Yeni bir çalışma, melankolik şarkılar dinleme isteğinin sebebinin bizi üzmesi değil, bizi dünyaya veya insanlara bağlı hissettirmesi olduğunu öne sürüyor.
Bu bir müzik paradoksu: Genellikle gerçek hayatta üzülmeyi sevmeyiz, ancak bizi böyle hissettiren sanattan keyif alırız. Aristoteles’ten bu yana sayısız bilim adamı bunu anlamlandırmaya çalıştı. Yale Üniversitesinde deneysel bir felsefeci ve psikolog olan Dr. Joshua Knobe, Journal of Aesthetic Education’da yayımlanan yeni bir çalışmada melankolik müzik paradoksunu çözümlemeye yönelik sorulara cevap aradı.
Dr. Knobe’un araştırmaları, yıllar boyunca insanların genellikle biri soyut biri somut olmak üzere aynı şeyin iki kavramını oluşturduklarını buldu. Örneğin, bir fırça ile ustalaşmış olmak gibi somut bir özellik setine sahip olanlar teknik olarak sanatçı kabul edilebilir. Ancak belirli soyut değerleri sergilemezlerse gerçek bir sanatçı olarak kabul görmezler. Dr. Knobe ve bilişsel bilimci eski öğrencisi Tara Venkatesan, üzücü şarkıların da benzer bir doğaya sahip olabileceğini düşündü.
Yıllar boyu yapılan araştırmalar, müziğe duygusal yanıtımızın çok boyutlu olduğunu buldu; güzel bir şarkı dinlediğinizde sadece mutlu değilsiniz veya üzücü bir şarkı dinlediğinizde sadece üzgün değilsiniz. 2016 yılında 363 dinleyicinin katıldığı bir araştırmada, üzücü şarkılara duygusal tepkilerin yaklaşık üç kategoriye ayrıldığı bulundu: öfke, korku ve umutsuzluk gibi güçlü olumsuz hisler içeren yas; hafif bir üzüntü ve tatlı keder. Birçok katılımcı üçünün karışımını tarif etti.
Duyguların katmanları ve dilin belirsizliği göz önüne alındığında melankolik müziğin paradoks olarak karşımıza çıkması pek de şaşırtıcı değil. Bazı psikologlar, müziğin belirli yönlerinin – mod, tempo, ritim, timbre – dinleyicilerin hissettiği duygularla ilişkili olduğunu incelediler. Çalışmalar, belirli şarkı formlarının neredeyse evrensel işlevler sunduğunu buldu.
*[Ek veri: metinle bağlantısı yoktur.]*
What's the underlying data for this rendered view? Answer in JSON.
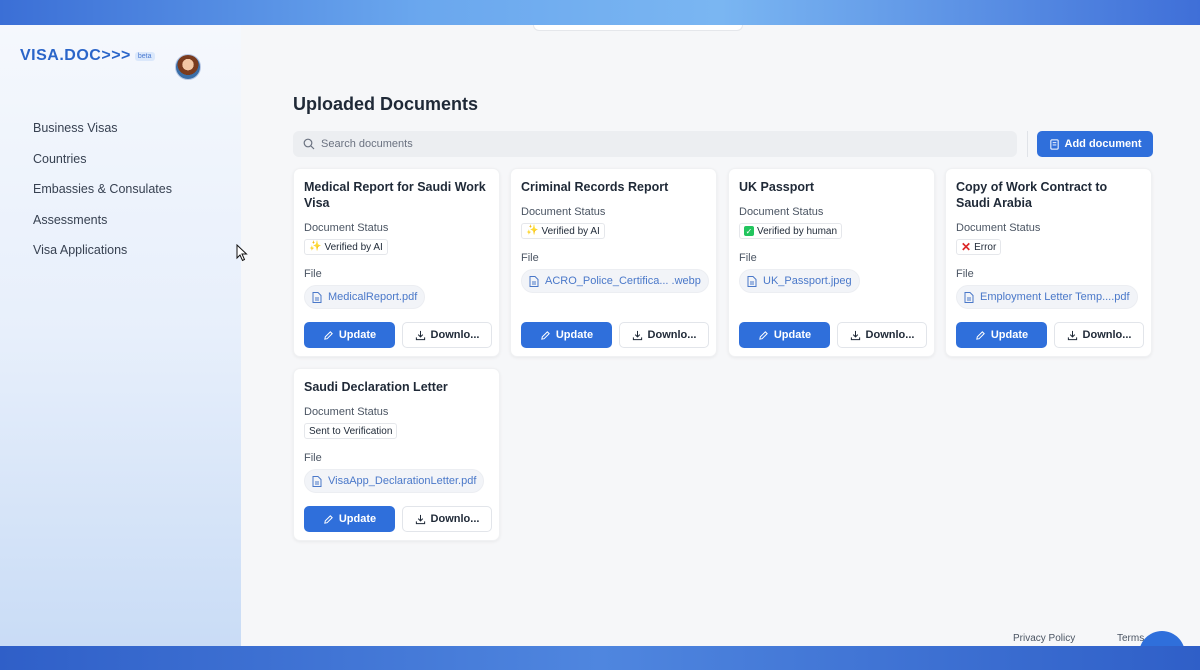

Dr. Knobe: “Yalnız hissediyorsun, izole hissediyorsun. Sonra bazı müzikler dinliyorsun ya da bir kitap alıyorsun ve artık o kadar da yalnız olmadığını hissediyorsun.” Bu hipotezi test etmek için, Dr. Venkatesan ve Rotman School of Management’dan bir psikolog olan George Newman ile birlikte iki bölümlük bir deney yaptı. Katılımcılara yedi puanlık bir ölçekte şarkıların “müziğin ne hakkında olduğunu” belirtmeleri istendi. Hedef, genel olarak duygusal ifadenin müzikte ne kadar önemli olduğunu sezgisel olarak belirlemekti.
Katılımcılar, duygusal olarak derin ama teknik olarak kusurlu şarkıların müziğin özünü en iyi yansıttığını bildirdi. Bu sonuca göre duygusal ifade, teknik yeterlilikten daha belirgin bir değerdi. Araştırmaya öncülük eden Loyola Üniversitesi Chicago’dan bir filozof olan Mario Attie-Picker, sonuçları ikna edici buldu. Verileri değerlendirdikten sonra, sonuçlar için oldukça basit bir fikir önerdi: Belki de müziği bir duygusal tepki için değil, diğerleriyle bağlantı kurmak için dinliyoruz.
Bu fikir üzücü müzik paradoksu için uygulandığında melankolik müzik dinleme isteğinin dış dünyayla ve insanlarla bağ kurmak olduğu kanısına varıldı. Çalışmanın takipçileri ve Dr. Knobe da bu fikre tereddütsüz katılıyor. Ancak üzücü müzik katmanlıdır ve bu açıklama, daha fazla soruya neden oluyor. Kiminle bağlantı kuruyoruz? Sanatçı mı? Geçmiş kendimiz mi? Hayali bir kişi mi? Ve üzücü müzik nasıl “her şey hakkında” olabilir?